Wells Fargo Advisors, part of Wells Fargo & Co., is currently taking a different position. Still stinging from a series of scandals at the parent bank in which it was revealed bankers were paid after opening phantom accounts, Wells Fargo Advisors has ditched incentives for their 14,000 advisers to sell banking products.

“The firm used to have deferred compensation goals for lending but moved away from that, post the scandals,” said one Wells Fargo rep, who asked not to be named. “It took away all incentives for lending, above standard comp. Otherwise, Elizabeth Warren would make it her rallying cry for the 2020 election.”

A source at Wells Fargo Advisors confirmed the change, saying that the firm evaluates compensation and incentives regularly and decided to focus on advice and client outcomes.

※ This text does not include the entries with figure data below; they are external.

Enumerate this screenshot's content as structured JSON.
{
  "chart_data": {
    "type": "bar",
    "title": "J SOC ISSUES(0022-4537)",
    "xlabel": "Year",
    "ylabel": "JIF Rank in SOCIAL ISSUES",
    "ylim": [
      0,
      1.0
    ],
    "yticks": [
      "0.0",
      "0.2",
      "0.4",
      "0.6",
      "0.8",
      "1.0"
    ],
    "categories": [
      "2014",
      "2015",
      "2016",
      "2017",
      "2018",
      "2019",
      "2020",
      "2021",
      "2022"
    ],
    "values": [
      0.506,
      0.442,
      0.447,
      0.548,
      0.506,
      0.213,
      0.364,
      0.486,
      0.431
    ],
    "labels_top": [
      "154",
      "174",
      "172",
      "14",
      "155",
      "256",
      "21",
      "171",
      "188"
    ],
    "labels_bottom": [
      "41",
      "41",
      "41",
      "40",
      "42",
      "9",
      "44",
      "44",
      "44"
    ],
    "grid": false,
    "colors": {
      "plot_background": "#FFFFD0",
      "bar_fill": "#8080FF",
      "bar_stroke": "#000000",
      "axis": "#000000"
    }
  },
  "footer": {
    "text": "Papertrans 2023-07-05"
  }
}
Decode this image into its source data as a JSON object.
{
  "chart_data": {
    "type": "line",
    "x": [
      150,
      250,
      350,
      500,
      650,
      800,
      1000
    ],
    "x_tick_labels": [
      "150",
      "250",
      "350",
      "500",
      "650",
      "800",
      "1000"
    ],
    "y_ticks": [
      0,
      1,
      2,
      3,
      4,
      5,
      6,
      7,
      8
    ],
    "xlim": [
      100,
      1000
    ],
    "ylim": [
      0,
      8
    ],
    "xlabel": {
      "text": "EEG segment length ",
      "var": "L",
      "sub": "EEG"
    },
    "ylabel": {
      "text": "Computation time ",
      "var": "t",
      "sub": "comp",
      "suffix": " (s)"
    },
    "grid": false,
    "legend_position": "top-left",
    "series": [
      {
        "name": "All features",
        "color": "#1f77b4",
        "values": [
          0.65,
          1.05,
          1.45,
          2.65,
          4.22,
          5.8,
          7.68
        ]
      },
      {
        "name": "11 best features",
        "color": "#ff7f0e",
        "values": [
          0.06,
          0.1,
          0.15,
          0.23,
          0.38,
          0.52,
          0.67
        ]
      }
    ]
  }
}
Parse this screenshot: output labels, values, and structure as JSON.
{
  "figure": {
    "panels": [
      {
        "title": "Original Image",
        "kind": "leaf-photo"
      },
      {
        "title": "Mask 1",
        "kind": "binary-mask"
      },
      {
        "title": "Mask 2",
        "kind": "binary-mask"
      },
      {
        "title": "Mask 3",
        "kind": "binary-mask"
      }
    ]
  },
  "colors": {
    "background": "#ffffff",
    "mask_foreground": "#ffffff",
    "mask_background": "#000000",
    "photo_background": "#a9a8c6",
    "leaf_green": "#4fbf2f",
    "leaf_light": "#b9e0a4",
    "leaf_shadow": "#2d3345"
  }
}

The question facing Merrill Lynch, and other brokerage firms involved in cross-selling, is when does the practice become abusive?

The Merrill Lynch executive was quick to note that it has guardrails in place to avoid abusive sales practices and that its focus is on providing the best service and appropriate product to the client.

Firms pushing cross-selling run the risk of alienating advisers, some of whom abhor the practice because they feel it gets in the middle of their relationship with clients.

They can also draw the eye of securities regulators.

In 2016, Massachusetts’ Secretary of the Commonwealth William Galvin charged Morgan Stanley with conducting an unethical, high-pressure, sales contest among its financial advisers to encourage clients to borrow money against their brokerage accounts.

From January 2014 until April 2015, the firm ran two different contests involving 30 advisers in Massachusetts and Rhode Island. The goal was to persuade customers to take out securities-based loans in which they borrowed against the value of the securities in their portfolios with the securities serving as collateral.

Advisers could earn $1,000 for 10 loans, $3,000 for 20 loans and $5,000 for 30 loans. The contest, which was closely monitored by Morgan Stanley management, generated $24 million in new loans, Massachusetts alleged.

Morgan Stanley later agreed to pay Massachusetts $1 million to settle the matter.

Many in the wealth management industry believe that such examples of cross-selling ultimately may undermine or erode the relationship between the adviser and the client.

Of course, Wall Street wirehouses for decades have offered banking products like jumbo mortgages and cash management accounts for clients. Banking is a fundamental service and firms that don’t offer it may lose out.

“Regional B-Ds that don’t have a banking option are at a disadvantage,” said John Pierce, head of recruiting at Stifel Financial Corp, which has owned a bank since 2007. “The difference is, we own the bank. The bank doesn’t own us. There is no compensation incentive for advisers to [promote] any banking products or cross-sell.”

Mr. Pierce says that he is currently recruiting advisers from Merrill Lynch and Wells Fargo Advisors. “I definitely think banks view [cross-selling] as a protective strategy,” he added.

There have been no reports that Merrill Lynch’s emphasis on compensating advisers for cross-selling has resulted in shoddy treatment of clients. However, recent examples show the dangers of the practice. Will Merrill Lynch keep its guardrails against sales practice abuses in place, or will they fall by the wayside when the firm needs to boost its bottom line and advisers want a bump in pay?